I am flummoxed, I tell you. Did I have a mini-stroke and speak Swahili for those five days? Have I written the dates on the board in a code so complex that even the Navajo Windtalkers could not decipher? Had I somehow conveyed a message that this science project was just for fun? Not for 200 points?

Flummoxed. Lately I've watched a lot of dawdlers. And heard a lot of things I didn't need to hear.

I forgot everything at home.
My partner has it all, and he's absent.
Can I go to the computer lab and type it up?
We need to go print our stuff.
I need to make a graph in the computer lab.
My partner moved. Yes. I knew he was moving. I thought it was after the project.
I don't have a board.
Are you selling those boards?
Can I go get markers from the FACS teacher?
Can I go get stencils from the art teacher?
Can I go get paper from the art teacher?
I don't do projects.
I don't like to talk in front of people.
Don't you have my stuff?
I gave all my stuff to you.
I do too have it. It's all at home.
I haven't done any work on it in eight days of class work? Whatever. I cut a piece of paper!
Do you have a Sharpie?
Do you have better scissors?
Can I call my dad to bring me a board?
Here!

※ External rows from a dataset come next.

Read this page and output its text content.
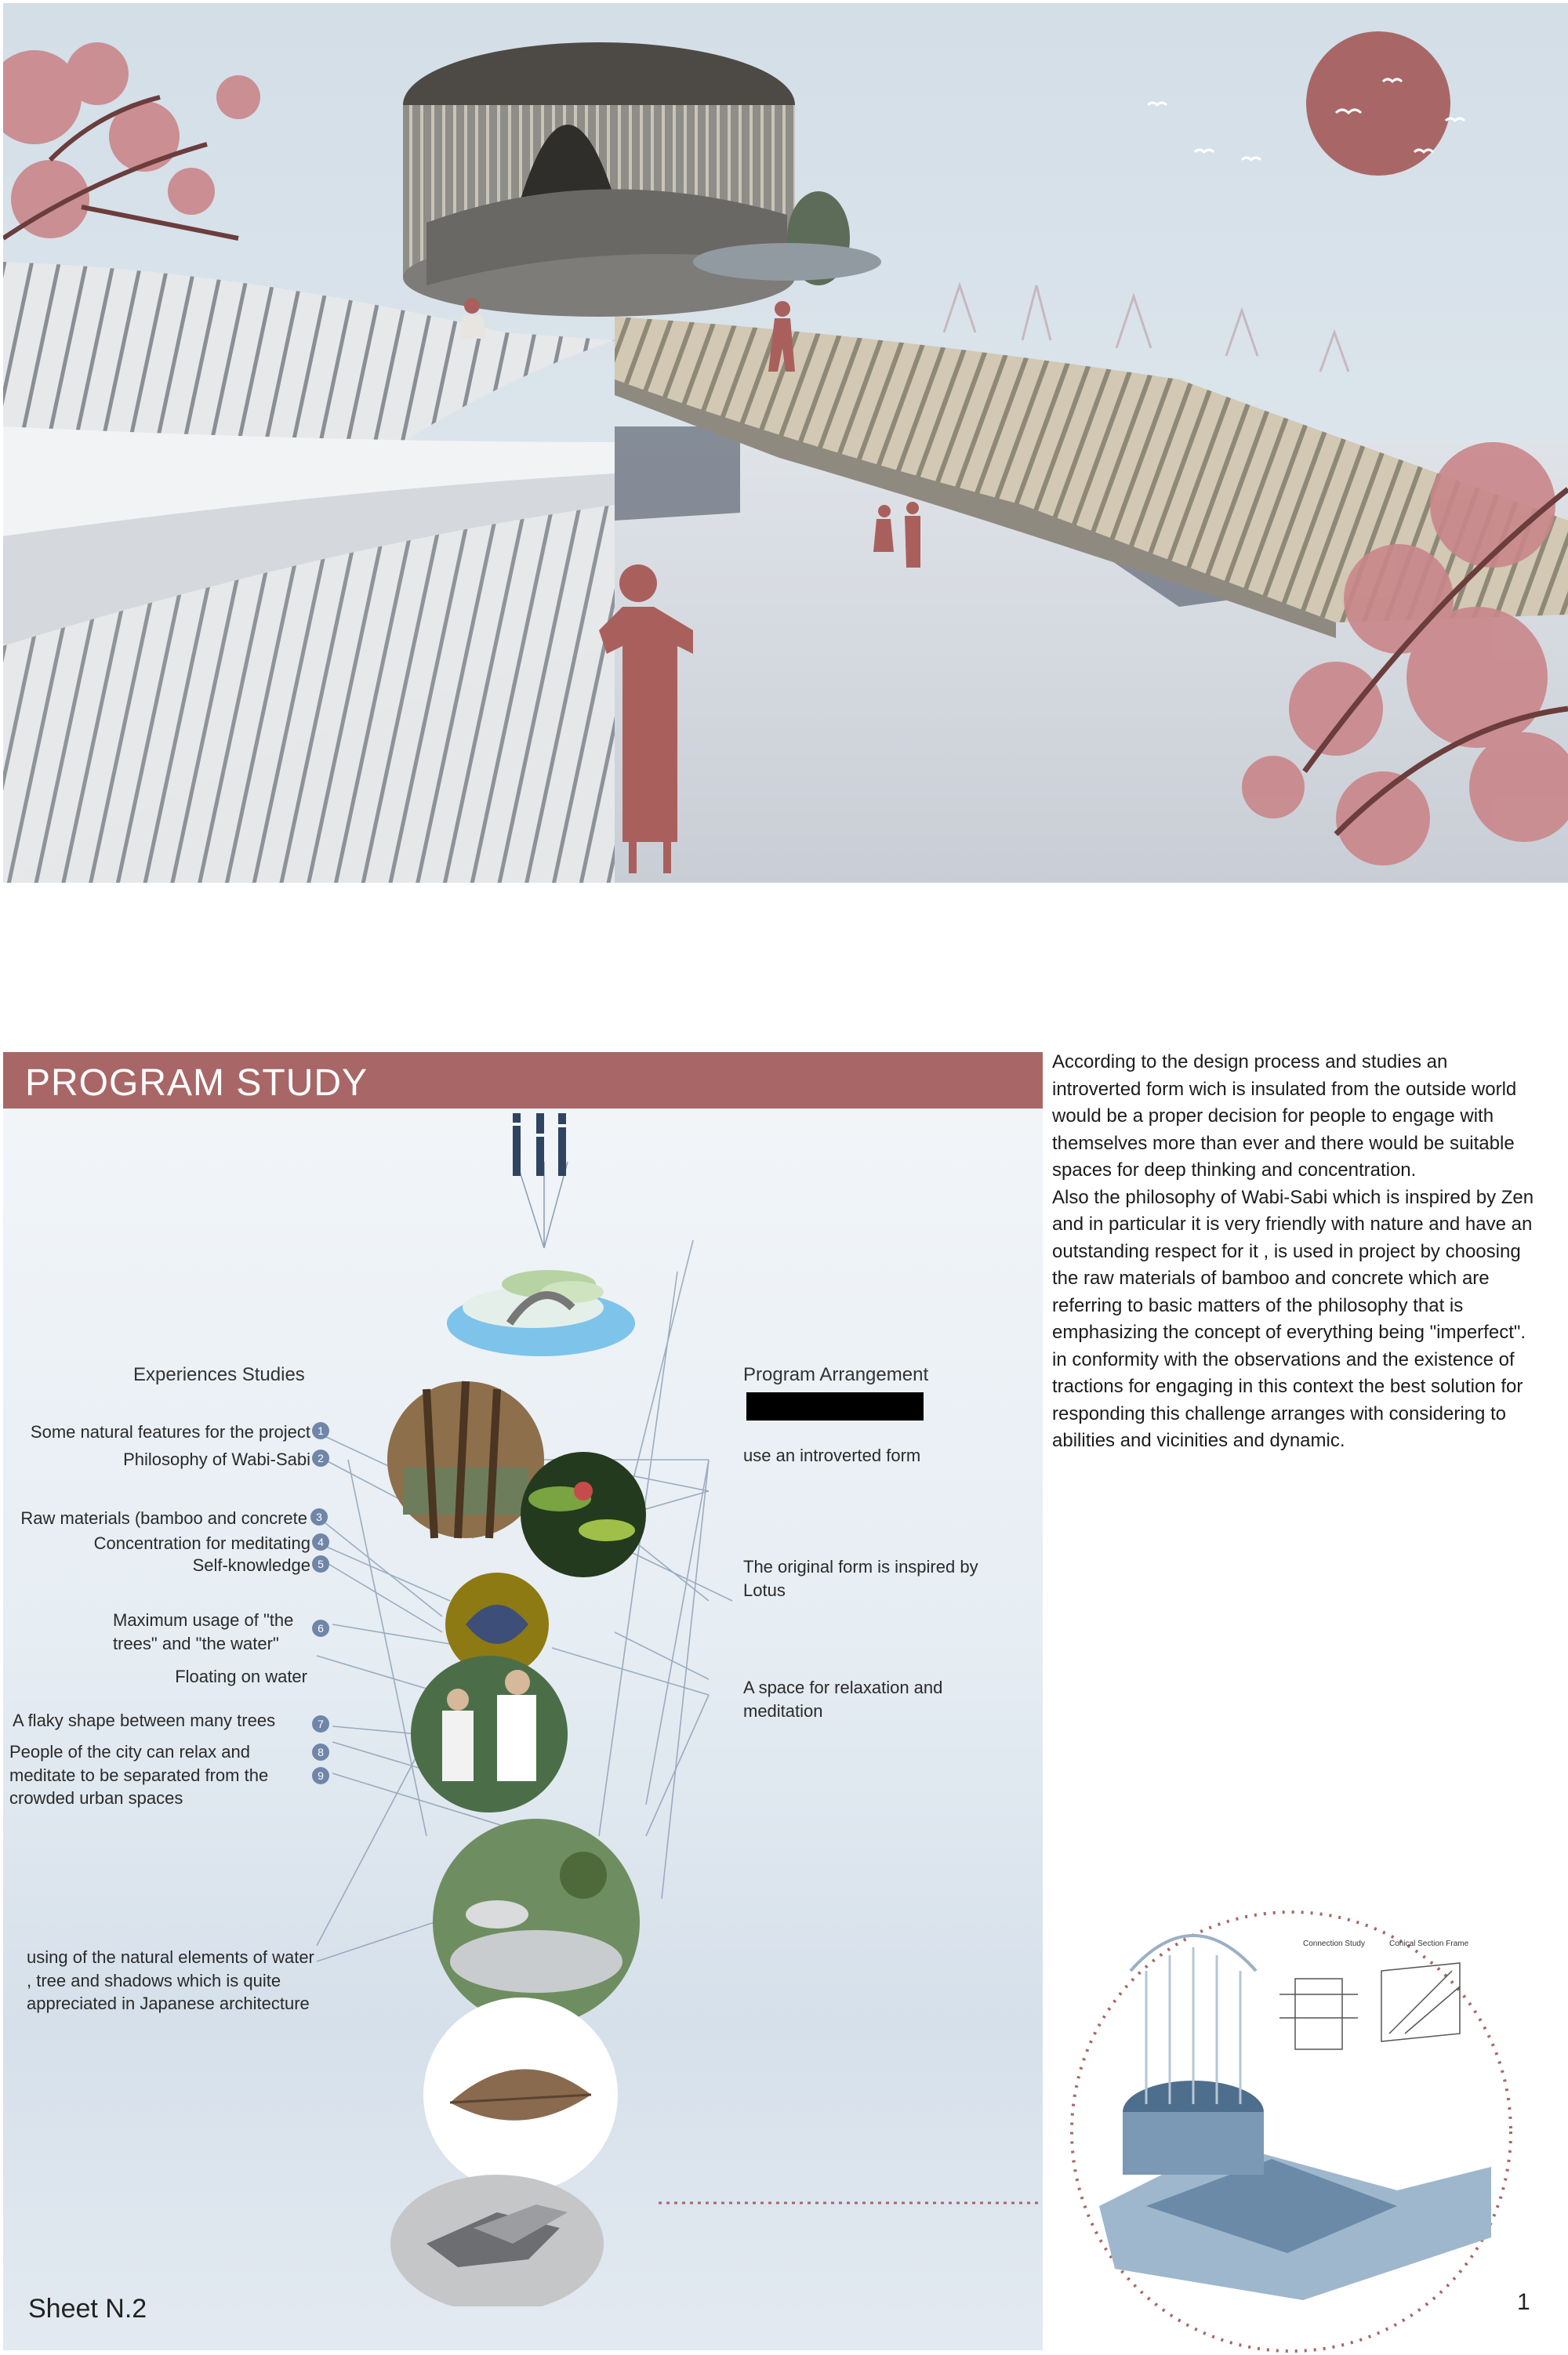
PROGRAM STUDY
Experiences Studies	Program Arrangement
Some natural features for the project 1
Philosophy of Wabi-Sabi 2
Raw materials (bamboo and concrete 3
Concentration for meditating 4
Self-knowledge 5
Maximum usage of "the trees" and "the water"
6
Floating on water
A flaky shape between many trees	7
People of the city can relax and meditate to be separated from the crowded urban spaces
8
9
using of the natural elements of water , tree and shadows which is quite appreciated in Japanese architecture
use an introverted form
The original form is inspired by Lotus
A space for relaxation and meditation
Sheet N.2

According to the design process and studies an introverted form wich is insulated from the outside world would be a proper decision for people to engage with themselves more than ever and there would be suitable spaces for deep thinking and concentration.

Also the philosophy of Wabi-Sabi which is inspired by Zen and in particular it is very friendly with nature and have an outstanding respect for it , is used in project by choosing the raw materials of bamboo and concrete which are referring to basic matters of the philosophy that is emphasizing the concept of everything being "imperfect". in conformity with the observations and the existence of tractions for engaging in this context the best solution for responding this challenge arranges with considering to abilities and vicinities and dynamic.

Connection Study	Conical Section Frame
1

Catch this airplane.
Make sideburns out of that red and tape them on.
What does this look like? *(I can't describe the anatomy, though he should have done a better job)*

Oh, let the complete record show that each class had a spread of neon paper, ten-color construction paper, glue sticks, Elmer's glue, scissors, rulers, tape, colored pencils, and markers. All purchased by the independently wealthy Mrs. Hillbilly Mom. Not by a purchase order with school funds. Plus a stack of rubrics and lists with descriptions of the six parts required for the project.

I am flummoxed.


2 comments:

Sioux Roslawski said...

There are several things you did not provide that they needed.

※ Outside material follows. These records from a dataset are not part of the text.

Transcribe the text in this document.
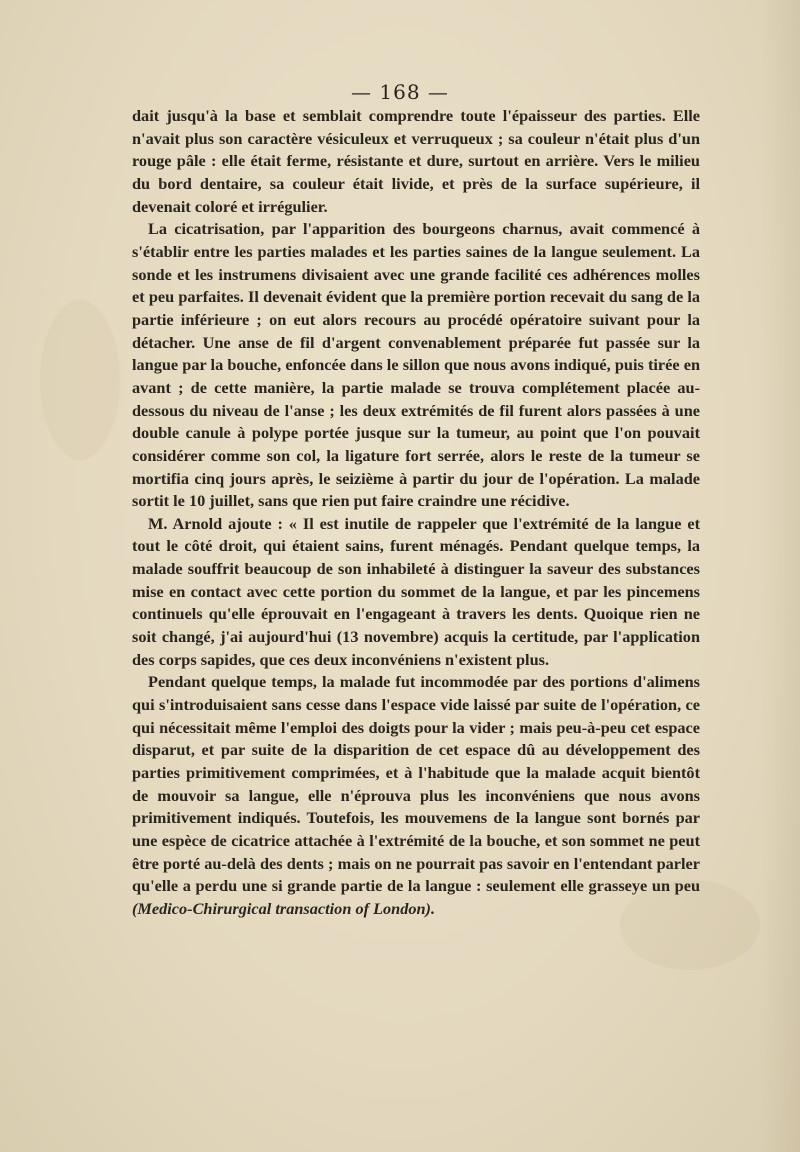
— 168 —

dait jusqu'à la base et semblait comprendre toute l'épaisseur des parties. Elle n'avait plus son caractère vésiculeux et verruqueux ; sa couleur n'était plus d'un rouge pâle : elle était ferme, résistante et dure, surtout en arrière. Vers le milieu du bord dentaire, sa couleur était livide, et près de la surface supérieure, il devenait coloré et irrégulier.

La cicatrisation, par l'apparition des bourgeons charnus, avait commencé à s'établir entre les parties malades et les parties saines de la langue seulement. La sonde et les instrumens divisaient avec une grande facilité ces adhérences molles et peu parfaites. Il devenait évident que la première portion recevait du sang de la partie inférieure ; on eut alors recours au procédé opératoire suivant pour la détacher. Une anse de fil d'argent convenablement préparée fut passée sur la langue par la bouche, enfoncée dans le sillon que nous avons indiqué, puis tirée en avant ; de cette manière, la partie malade se trouva complétement placée au-dessous du niveau de l'anse ; les deux extrémités de fil furent alors passées à une double canule à polype portée jusque sur la tumeur, au point que l'on pouvait considérer comme son col, la ligature fort serrée, alors le reste de la tumeur se mortifia cinq jours après, le seizième à partir du jour de l'opération. La malade sortit le 10 juillet, sans que rien put faire craindre une récidive.

M. Arnold ajoute : « Il est inutile de rappeler que l'extrémité de la langue et tout le côté droit, qui étaient sains, furent ménagés. Pendant quelque temps, la malade souffrit beaucoup de son inhabileté à distinguer la saveur des substances mise en contact avec cette portion du sommet de la langue, et par les pincemens continuels qu'elle éprouvait en l'engageant à travers les dents. Quoique rien ne soit changé, j'ai aujourd'hui (13 novembre) acquis la certitude, par l'application des corps sapides, que ces deux inconvéniens n'existent plus.

Pendant quelque temps, la malade fut incommodée par des portions d'alimens qui s'introduisaient sans cesse dans l'espace vide laissé par suite de l'opération, ce qui nécessitait même l'emploi des doigts pour la vider ; mais peu-à-peu cet espace disparut, et par suite de la disparition de cet espace dû au développement des parties primitivement comprimées, et à l'habitude que la malade acquit bientôt de mouvoir sa langue, elle n'éprouva plus les inconvéniens que nous avons primitivement indiqués. Toutefois, les mouvemens de la langue sont bornés par une espèce de cicatrice attachée à l'extrémité de la bouche, et son sommet ne peut être porté au-delà des dents ; mais on ne pourrait pas savoir en l'entendant parler qu'elle a perdu une si grande partie de la langue : seulement elle grasseye un peu (Medico-Chirurgical transaction of London).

Your sympathy. Your willingness to make an exception for them. Your agreeing to do the work for them.

Come on. Get with the program.

Hillbilly Mom said...

Sioux,
How dare I!

I do believe I showed the proper sympathy. Because just before denying a request to leave the room, I prefaced the denial with, "I'm sorry, but..."

It is true that no exceptions were made. Guilty as charged.

During the first round of research and printing, I corrected for capitalization, punctuation, clarity, and omission. Omission, as in trying to leave out a part and say I had it already. I think this qualifies as doing some of the work for them.